Были зимние каникулы, и всех распустили по домам, в училище остались только те, кто был занят в новогодних детских спектаклях – в Мариинском театре и на других площадках города. Как и договаривались, я должен был зайти за Региной после репетиции, но дверь в танцевальный класс оказалась закрыта изнутри, и сам не знаю, почему, я не стал стучать, а вдруг опустился на колени и приник к замочной скважине. То, что я увидел, навсегда сделало меня другим. Я увидел своего могучего отчима – он стоял почти спиной ко мне, выгнув выю, как Приап, на руках на уровне пояса он держал хрупкую девушку – ноги ее, с почему-то вытянутыми носочками, раскачивались вверх-вниз по обе стороны его чресл, руки с полураскрытыми кистями вольно висели к земле, голова была откинута, и светлый хвостик собранных резинкой волос мотался по воздуху. Отчим молчал, работая бедрами, как шатунами, а девушка издавала тихие вздохи, в которых, как я ни напрягал слух, не слышалось ни боли, ни протеста. Потом она сладостно простонала, подалась вперед, подняла голову и, словно пробуждаясь, со слабой улыбкой посмотрела на него – эта была моя Регина. Этот взгляд восхищения и робости и еще чего-то, какого-то спокойного расчета, сказал мне больше, чем все остальное. Затрясшись, как заяц перед смертью, я на цыпочках отошел от двери, ничего не видя перед собой, кроме какой-то белой завесы, затем обозначил каблуками деловые шаги, подошел, дернул ручку и деловито постучал.

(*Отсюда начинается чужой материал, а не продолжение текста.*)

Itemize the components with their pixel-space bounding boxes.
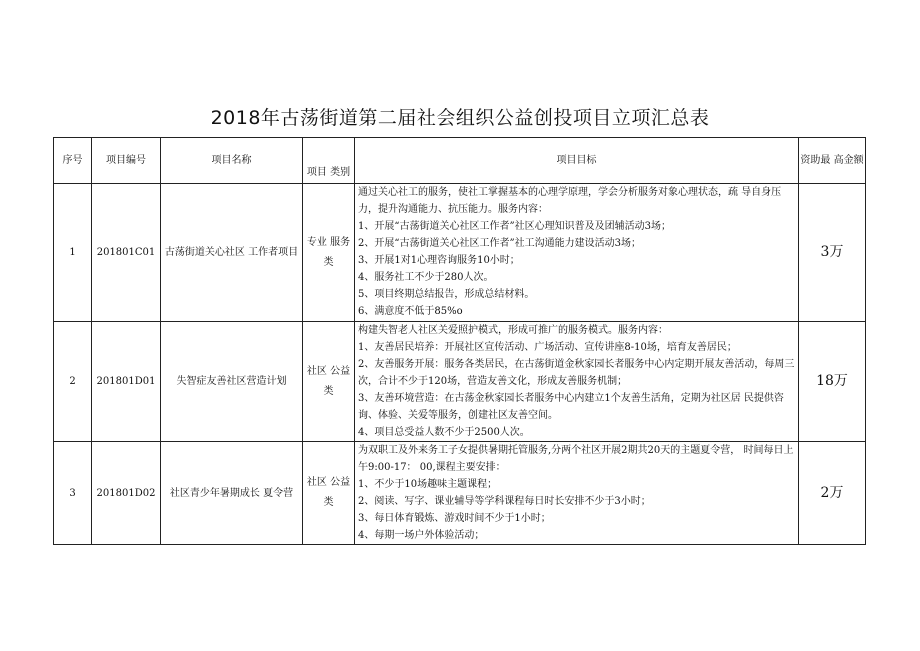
row-amount: 2万: [799, 442, 866, 545]
goal-line: 4、服务社工不少于280人次。: [358, 272, 494, 283]
header-row: [54, 138, 866, 184]
header-name: 项目名称: [161, 138, 303, 184]
row-name: 社区青少年暑期成长 夏令营: [161, 442, 303, 545]
header-seq: 序号: [54, 138, 92, 184]
row-name: 古荡街道关心社区 工作者项目: [161, 184, 303, 322]
row-name: 失智症友善社区营造计划: [161, 322, 303, 442]
goal-line: 6、满意度不低于85%o: [358, 306, 463, 317]
goal-line: 3、每日体育锻炼、游戏时间不少于1小时；: [358, 513, 551, 524]
table-row: [54, 184, 866, 322]
goal-line: 通过关心社工的服务，使社工掌握基本的心理学原理，学会分析服务对象心理状态，疏 导自身压力，提升沟通能力、抗压能力。服务内容：: [358, 187, 782, 215]
row-code: 201801D01: [92, 322, 161, 442]
goal-line: 4、项目总受益人数不少于2500人次。: [358, 427, 530, 438]
goal-line: 3、友善环境营造：在古荡金秋家园长者服务中心内建立1个友善生活角，定期为社区居 民提供咨询、体验、关爱等服务，创建社区友善空间。: [358, 393, 784, 421]
row-goals: [355, 322, 799, 442]
row-code: 201801C01: [92, 184, 161, 322]
goal-line: 4、每期一场户外体验活动；: [358, 530, 485, 541]
row-seq: 2: [54, 322, 92, 442]
row-seq: 3: [54, 442, 92, 545]
header-amount: 资助最 高金额: [799, 138, 866, 184]
goal-line: 3、开展1对1心理咨询服务10小时；: [358, 255, 520, 266]
goal-line: 1、开展“古荡街道关心社区工作者”社区心理知识普及及团辅活动3场；: [358, 221, 671, 232]
header-code: 项目编号: [92, 138, 161, 184]
table-row: [54, 442, 866, 545]
page-title: 2018年古荡街道第二届社会组织公益创投项目立项汇总表: [210, 107, 710, 129]
table-row: [54, 322, 866, 442]
goal-line: 2、开展“古荡街道关心社区工作者”社工沟通能力建设活动3场；: [358, 238, 641, 249]
header-goals: 项目目标: [355, 138, 799, 184]
project-summary-table: [53, 137, 866, 545]
row-amount: 18万: [799, 322, 866, 442]
row-goals: [355, 184, 799, 322]
row-amount: 3万: [799, 184, 866, 322]
row-type: 社区 公益类: [303, 322, 355, 442]
goal-line: 构建失智老人社区关爱照护模式，形成可推广的服务模式。服务内容：: [358, 325, 668, 336]
goal-line: 2、友善服务开展：服务各类居民，在古荡街道金秋家园长者服务中心内定期开展友善活动，每周三次，合计不少于120场，营造友善文化，形成友善服务机制；: [358, 359, 795, 387]
goal-line: 5、项目终期总结报告，形成总结材料。: [358, 289, 535, 300]
row-code: 201801D02: [92, 442, 161, 545]
goal-line: 1、不少于10场趣味主题课程；: [358, 479, 498, 490]
goal-line: 2、阅读、写字、课业辅导等学科课程每日时长安排不少于3小时；: [358, 496, 651, 507]
row-seq: 1: [54, 184, 92, 322]
row-type: 专业 服务类: [303, 184, 355, 322]
row-goals: [355, 442, 799, 545]
goal-line: 为双职工及外来务工子女提供暑期托管服务,分两个社区开展2期共20天的主题夏令营， 时间每日上午9:00-17： 00,课程主要安排：: [358, 445, 794, 473]
header-type: 项目 类别: [303, 138, 355, 184]
goal-line: 1、友善居民培养：开展社区宣传活动、广场活动、宣传讲座8-10场，培育友善居民；: [358, 342, 737, 353]
row-type: 社区 公益类: [303, 442, 355, 545]
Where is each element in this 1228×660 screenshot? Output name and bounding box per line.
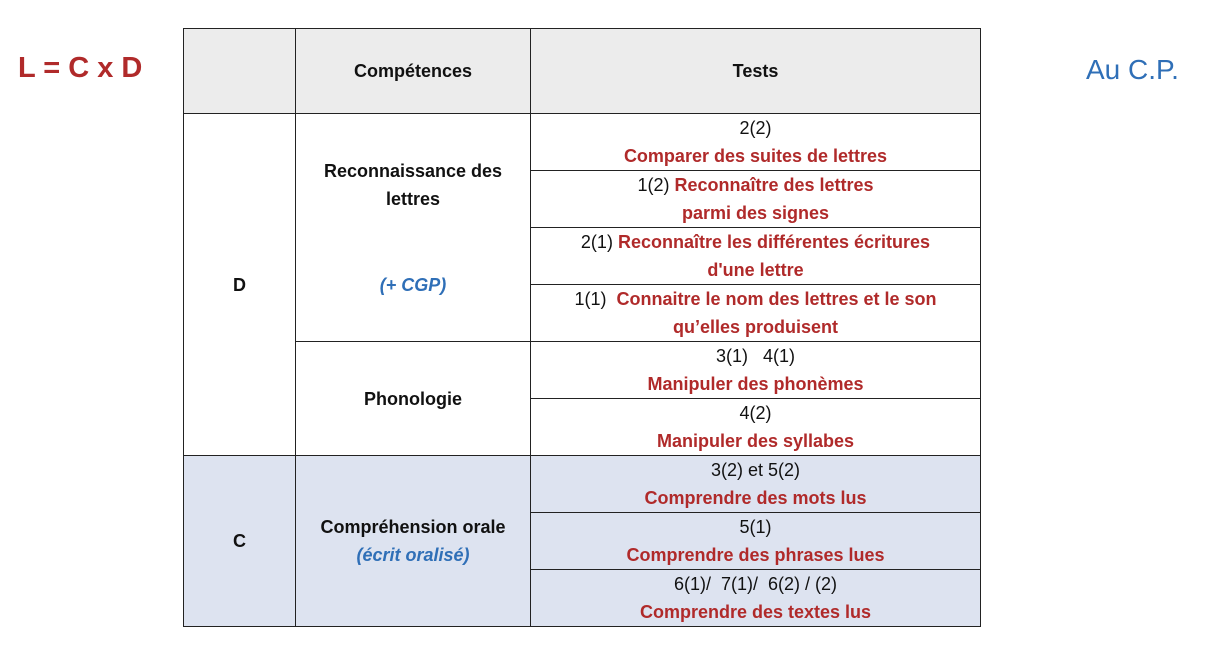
- table-row: [184, 456, 981, 513]
- test-label: Connaitre le nom des lettres et le son: [616, 289, 937, 309]
- table-row: [184, 342, 981, 399]
- skill-note: (écrit oralisé): [356, 545, 470, 565]
- test-ref: 6(1)/ 7(1)/ 6(2) / (2): [673, 574, 838, 594]
- test-label-line2: qu’elles produisent: [672, 317, 839, 337]
- test-cell: [531, 285, 981, 342]
- section-label-d: D: [184, 114, 296, 456]
- test-label: Comparer des suites de lettres: [623, 146, 888, 166]
- test-label-line2: parmi des signes: [681, 203, 830, 223]
- test-ref: 2(1): [580, 232, 613, 252]
- test-label: Comprendre des textes lus: [639, 602, 872, 622]
- test-ref: 2(2): [739, 118, 772, 138]
- test-ref: 3(2) et 5(2): [710, 460, 801, 480]
- level-label: Au C.P.: [1086, 54, 1179, 85]
- test-ref: 1(2): [637, 175, 670, 195]
- table-row: [184, 114, 981, 171]
- test-label-line2: d'une lettre: [707, 260, 804, 280]
- skill-name-line2: lettres: [385, 188, 441, 209]
- skill-note: (+ CGP): [379, 274, 447, 295]
- section-label-c: C: [184, 456, 296, 627]
- header-section-cell: [184, 29, 296, 114]
- test-label: Comprendre des phrases lues: [626, 545, 885, 565]
- competences-table: [183, 28, 981, 627]
- test-label: Manipuler des syllabes: [656, 431, 855, 451]
- test-label: Manipuler des phonèmes: [647, 374, 864, 394]
- header-tests: Tests: [531, 29, 981, 114]
- test-cell: [531, 171, 981, 228]
- test-ref: 1(1): [574, 289, 607, 309]
- test-label: Reconnaître les différentes écritures: [617, 232, 931, 252]
- test-cell: [531, 228, 981, 285]
- test-ref: 4(2): [739, 403, 772, 423]
- skill-cell-letters: [296, 114, 531, 342]
- test-cell: [531, 399, 981, 456]
- skill-name: Compréhension orale: [320, 517, 506, 537]
- test-ref: 3(1) 4(1): [715, 346, 796, 366]
- skill-name: Reconnaissance des: [323, 160, 503, 181]
- test-cell: [531, 513, 981, 570]
- skill-cell-phonology: Phonologie: [296, 342, 531, 456]
- test-cell: [531, 570, 981, 627]
- formula-title: L = C x D: [18, 52, 143, 84]
- header-competences: Compétences: [296, 29, 531, 114]
- test-cell: [531, 456, 981, 513]
- skill-cell-comprehension: [296, 456, 531, 627]
- test-cell: [531, 114, 981, 171]
- test-label: Comprendre des mots lus: [644, 488, 867, 508]
- test-ref: 5(1): [739, 517, 772, 537]
- header-row: [184, 29, 981, 114]
- test-label: Reconnaître des lettres: [674, 175, 874, 195]
- test-cell: [531, 342, 981, 399]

Отчим почти сразу, насколько ему позволяло расстояние до двери, открыл ее. Регина стояла возле станка, подняв на него левый носочек, и делала растяжку. Она приветливо махнула мне рукой и продолжала свои упражнения, как бы решив довести урок до конца. Учитель и ученица стоили друг друга – они вели себя превосходно. Я дождался, пока отчим уйдет, дав ей как бы последние наставления и пожелав нам счастливого Рождества, да, это было шестое января, подошел к двери и закрыл ее на задвижку. Надо сказать, что мы еще ни разу не были физически близки – я считал, что пока не имею на это права, и наши ласки заканчивались не ниже ее девичьих грудок. И хотя я уже знал женщин, с ней я вел себя почти целомудренно, лишь раз или два разрядившись в одежде незаметно для нее во время наших не совсем безгрешных касаний друг друга. Я был уверен, что она еще девочка.